Her light steps grace over the creaky floor board in the downstairs hallway, the same creaky floor board he had been promising to fix for the past two years.
“I’ll get around to it,” He’d say, in his usual light hearted tone. “Eventually.”

She twirls through their living room, re-enacting one of their many nonsensical dances to ‘Heaven’ by Bryan Adams, the song they had chosen for their first dance. She slides her pale hands across the cold grand piano that he is so fond of playing. He is so wonderfully creative with it, too. He’d often play her lullabies as she drifted in and out of hazy dreams on their second-hand sofa.
She danced around their home until the early hours of Thursday morning, hunting, searching for his presence on every surface, in every note of the out-of-tune piano. She wonders, sometimes, if she learned to play one of his many lullabies, would she find him there? Could she stumble upon him somewhere between the notes, lazily singing along to the familiar symphony?
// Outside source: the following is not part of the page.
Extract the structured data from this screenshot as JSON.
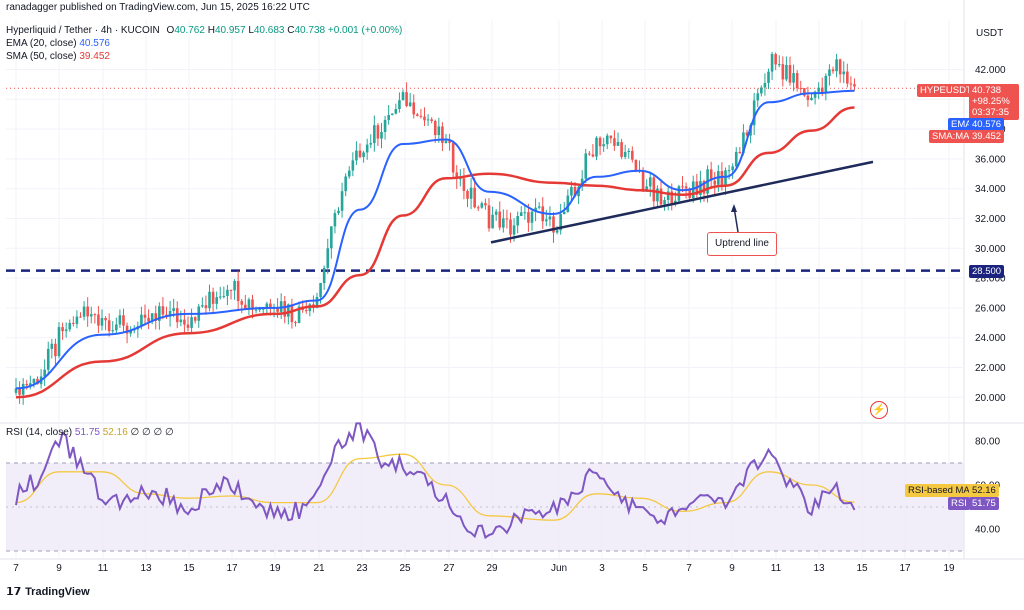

She falls into an uncomfortable sleep on Max’s side of their bed, hoping to find him somewhere in her dreams. She calls out, screams for him, but he is nowhere. He is not between the crevices of her memories, nor is he entwined in melodies crawling through her skin. She has lost him once again.

She wakes suddenly to the sound of knocking. The familiar three perfectly timed knocks, followed by a heavy silence. Each step down their creaking stairs is heavier than the last, every breath is forced.
White hats. She can see their white hats through the frosted panes of their blue front door – the blue front door Max had promised to paint red before they moved in.
“Remind me to get paint, and I’ll do it, I swear!”
She didn’t need to ask why they were there. She didn’t need to open her mouth. She didn’t even need to read the letter they placed so carefully into her shaking hands, nor did she need to listen to their speech. She knew. She knew from the moment she failed to find him in her dreams, she knew from the moment he could no longer find him in their hallways, or brushing his callused fingers across those familiar five notes.
“His remains will be flown back to Delaware tomorrow, ma’am. We’re so sorry for your loss, ma’am.”